最初に人々に伝えることを躊躇しながらも、伝えることにした転換点は何だったのでしょうか。いろいろ考えさせられます。
親鸞聖人は、「伝える」ことをどのようになさっていたのでしょうか。
9歳で得度して比叡山で修行されていました。20年間の修行は、比叡山に伝わっている仏教の教えをひたすら聴聞し実践されていたのですが、悩みは断ち切れず、100日間、六角堂で籠もり、法然聖人の元で念仏の教えを聴聞され、弟子となられたと聞いています。6年間の法然聖人の元での念仏の教えが、自分が救われる教えであることを確信されていくのだと思います。その後、流罪により、法然聖人とは会うことがなくなりましたが、生涯、法然聖人の念仏の教えを伝えていかれました。

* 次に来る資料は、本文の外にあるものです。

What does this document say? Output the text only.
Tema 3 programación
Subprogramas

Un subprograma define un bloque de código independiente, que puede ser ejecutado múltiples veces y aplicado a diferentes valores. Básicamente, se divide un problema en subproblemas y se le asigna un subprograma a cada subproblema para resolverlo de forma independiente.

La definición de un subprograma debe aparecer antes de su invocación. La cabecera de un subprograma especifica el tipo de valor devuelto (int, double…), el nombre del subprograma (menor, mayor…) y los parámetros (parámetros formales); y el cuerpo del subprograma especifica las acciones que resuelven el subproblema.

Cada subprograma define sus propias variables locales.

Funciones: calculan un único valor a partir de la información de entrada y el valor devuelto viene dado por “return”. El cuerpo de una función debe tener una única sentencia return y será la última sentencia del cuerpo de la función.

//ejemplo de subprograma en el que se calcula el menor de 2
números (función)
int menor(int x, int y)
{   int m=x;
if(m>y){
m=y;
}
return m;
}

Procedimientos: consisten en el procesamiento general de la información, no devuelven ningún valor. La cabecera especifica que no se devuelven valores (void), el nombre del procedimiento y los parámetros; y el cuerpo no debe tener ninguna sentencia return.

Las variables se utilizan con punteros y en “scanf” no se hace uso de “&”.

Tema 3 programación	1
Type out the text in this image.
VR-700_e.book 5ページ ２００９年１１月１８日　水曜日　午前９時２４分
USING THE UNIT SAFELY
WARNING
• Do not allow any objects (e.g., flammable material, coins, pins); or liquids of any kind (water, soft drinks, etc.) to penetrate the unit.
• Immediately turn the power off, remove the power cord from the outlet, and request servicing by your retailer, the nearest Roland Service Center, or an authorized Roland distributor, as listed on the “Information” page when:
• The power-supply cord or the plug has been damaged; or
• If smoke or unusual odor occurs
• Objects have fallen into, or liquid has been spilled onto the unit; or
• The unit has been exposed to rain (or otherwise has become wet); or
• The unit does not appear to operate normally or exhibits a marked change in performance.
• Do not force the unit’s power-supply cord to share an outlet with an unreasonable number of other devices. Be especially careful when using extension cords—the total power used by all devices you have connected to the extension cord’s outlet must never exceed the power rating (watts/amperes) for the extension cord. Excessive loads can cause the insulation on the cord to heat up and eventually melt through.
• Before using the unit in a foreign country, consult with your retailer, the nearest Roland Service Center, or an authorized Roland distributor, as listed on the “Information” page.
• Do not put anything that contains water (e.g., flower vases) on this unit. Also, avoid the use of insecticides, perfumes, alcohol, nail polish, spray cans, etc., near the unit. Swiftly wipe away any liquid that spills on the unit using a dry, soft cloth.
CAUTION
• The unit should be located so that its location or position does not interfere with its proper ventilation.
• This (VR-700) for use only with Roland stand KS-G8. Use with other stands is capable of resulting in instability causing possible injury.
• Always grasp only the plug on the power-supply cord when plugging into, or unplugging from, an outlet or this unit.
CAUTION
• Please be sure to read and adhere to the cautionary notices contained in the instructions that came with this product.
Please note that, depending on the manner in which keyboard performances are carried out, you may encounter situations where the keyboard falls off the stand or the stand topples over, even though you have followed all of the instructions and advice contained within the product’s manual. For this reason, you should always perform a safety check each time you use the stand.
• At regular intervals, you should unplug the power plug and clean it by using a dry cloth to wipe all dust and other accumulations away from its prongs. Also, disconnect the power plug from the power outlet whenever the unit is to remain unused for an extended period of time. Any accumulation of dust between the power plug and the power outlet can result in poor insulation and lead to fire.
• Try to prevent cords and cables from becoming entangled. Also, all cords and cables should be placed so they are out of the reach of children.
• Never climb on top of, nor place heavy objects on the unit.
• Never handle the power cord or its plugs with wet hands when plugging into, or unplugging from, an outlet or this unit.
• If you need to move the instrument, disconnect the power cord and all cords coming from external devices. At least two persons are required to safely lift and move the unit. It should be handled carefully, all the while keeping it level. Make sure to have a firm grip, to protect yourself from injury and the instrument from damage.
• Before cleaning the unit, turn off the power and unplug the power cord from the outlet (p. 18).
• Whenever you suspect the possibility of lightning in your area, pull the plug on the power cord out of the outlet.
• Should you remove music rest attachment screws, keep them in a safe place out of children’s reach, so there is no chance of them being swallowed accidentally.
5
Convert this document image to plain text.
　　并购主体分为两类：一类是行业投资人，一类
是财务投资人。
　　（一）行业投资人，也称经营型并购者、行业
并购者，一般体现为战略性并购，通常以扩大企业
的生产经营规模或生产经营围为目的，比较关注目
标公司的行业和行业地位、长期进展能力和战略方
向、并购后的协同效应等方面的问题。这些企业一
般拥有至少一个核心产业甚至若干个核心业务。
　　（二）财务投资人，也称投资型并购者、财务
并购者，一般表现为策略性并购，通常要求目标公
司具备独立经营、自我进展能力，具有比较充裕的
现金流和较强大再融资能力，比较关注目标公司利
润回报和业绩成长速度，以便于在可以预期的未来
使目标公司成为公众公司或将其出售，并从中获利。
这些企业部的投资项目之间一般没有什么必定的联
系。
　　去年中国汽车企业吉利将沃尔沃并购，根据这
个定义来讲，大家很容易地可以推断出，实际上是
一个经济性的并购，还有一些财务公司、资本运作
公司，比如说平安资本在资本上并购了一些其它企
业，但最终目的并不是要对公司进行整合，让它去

お釈迦さんも、親鸞聖人も自身の心の迷いがなくなる世界(真実)があることを確信できたからこそ、それを伝えようとされたのではないでしょうか。伝えることの困難はあったでしょうが、その実践する場が、今のお寺につながっていると思います。
また、今の私(住職)も、親鸞聖人の念仏の教え出遇うことで、人生が素晴らしいものになったことに感謝しかありません。そして、その教えを伝えることは大切なことと思います。